Red Hat OpenShift is an enterprise-grade container orchestration and management platform based on Kubernetes. While many organizations understand the value of moving to containerization, and are familiar with the name Kubernetes, most don’t have a full grasp of what Kubernetes is and what it isn’t. OpenShift uses their own Kubernetes distribution, and layers on top critical enterprise features like:
- Built-in underlying hardware management and scaling, integrated with Dell iDRAC
- Multi-Cluster deployment, management, and shift-left security enforcement
- Developer Experience – CI/CD, GitOps, Pipelines, Logging, Monitoring, and Observability
- Integrated Networking including ServiceMesh and multi-cluster networking
- Integrated Web Console with distinct Admin and Developer views
- Automated Platform Updates and Upgrades
- Multiple workload options – containers, virtual machines, and serverless
- Operators for extending and managing additional capabilities
All these capabilities mean that you have a full container platform with a rigorously tested and certified toolchain that can accelerate your development, and reduce the costs associated with maintenance and downtime. This is what has made OpenShift the number 1 container platform in the market.
Figure 2: Realizing business value from a hybrid strategy - Source: IDC White Paper, sponsored by Red Hat, "The Business Value of Red Hat OpenShift", doc # US47539121, February 2021.
Meeting the performance needs
Scalable container platforms like Red Hat OpenShift work best when paired with a fast, scalable infrastructure platform, and this is why OpenShift, and Dell PowerFlex are the perfect team. With PowerFlex, organizations can have a single software-defined platform for all their workloads, from bare metal, to virtualized, to containerized. All on a blazing-fast infrastructure that can scale to thousands of nodes. Not to mention the API-driven architecture of PowerFlex fits perfectly in a methodology centered on automation. To help jumpstart customers on their automation journey we have already created robust infrastructure and DevOps automation through our extensive tooling that includes:
- Dell Container Storage Modules (CSM)/Container Storage Interface (CSI) Plugins
- Ansible Modules
- AppSync Integration
Being software-defined means that PowerFlex can deliver linear performance by being able to balance data across all nodes. This ensures that you can spread the work out over the cluster to scale well beyond the limits of the individual hardware components.

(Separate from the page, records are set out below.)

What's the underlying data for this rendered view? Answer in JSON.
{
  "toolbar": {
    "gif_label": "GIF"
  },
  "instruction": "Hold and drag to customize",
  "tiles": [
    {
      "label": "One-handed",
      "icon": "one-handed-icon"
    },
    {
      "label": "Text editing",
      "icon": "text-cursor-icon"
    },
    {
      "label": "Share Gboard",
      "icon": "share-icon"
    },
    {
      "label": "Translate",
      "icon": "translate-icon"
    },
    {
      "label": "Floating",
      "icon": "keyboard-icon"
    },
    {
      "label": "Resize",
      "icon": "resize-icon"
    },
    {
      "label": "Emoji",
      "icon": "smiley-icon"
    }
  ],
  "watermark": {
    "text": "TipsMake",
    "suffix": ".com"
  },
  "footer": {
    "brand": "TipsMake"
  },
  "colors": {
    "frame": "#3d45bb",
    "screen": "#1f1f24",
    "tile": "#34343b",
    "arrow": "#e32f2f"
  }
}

This also allows PowerFlex to be incredibly resilient, capable of seamlessly recovering from individual component or node failures.
Putting it all together
Introducing the Dell Validated Platform for Red Hat OpenShift, the latest collaboration in the long 22-year partnership between Red Hat and Dell. This platform brings together the power of Red Hat OpenShift with the flexibility and performance of Dell PowerFlex into a single package.
Figure 3: The Dell Validated Platform for Red Hat OpenShift Architecture
This platform uses PowerFlex in a 2-tier architecture to give you optimal performance, and the ability to scale storage and compute independently, up to thousands of nodes. We are also taking advantage of Red Hat capabilities to run PowerFlex Manager and its accompanying services in OpenShift Virtualization to make efficient use of compute nodes and minimize the required hardware footprint.
The combined platform gives you the ability to become more agile and increase productivity through the extensive automation already available, along with the documented APIs to extend that automation or create your own.
This platform has been fully validated by both Dell and Red Hat, so you can run it with confidence. We have also streamlined the ordering process, so the entire platform can be acquired directly from Dell, including the Red Hat software and subscriptions. All of this is implemented using Dell’s ProDeploy services to ensure that the platform is implemented optimally and gets you up and running faster. This means you can start realizing the value of the platform faster, while reducing risk.
If you are interested in getting more information about the Dell Validated Platform for Red Hat OpenShift please contact your Dell representative.
Michael Wells, PowerFlex Engineering Technologist
Rhys Oxenham, Director, Customer & Field Engagement
Related Blog Posts
Driving Innovation with the Dell Validated Platform for Red Hat OpenShift and IBM Instana
Wed, 14 Dec 2022 21:20:39 -0000|
Read Time: 0 minutes
“There is no innovation and creativity without failure. Period.” – Brené Brown
In the Information Technology field today, it seems like it’s impossible to go five minutes without someone using some variation of the word innovate. We are constantly told we need to innovate to stay competitive and remain relevant. I don’t want to spend time arguing the importance of innovation, because if you’re reading this then you probably already understand its importance.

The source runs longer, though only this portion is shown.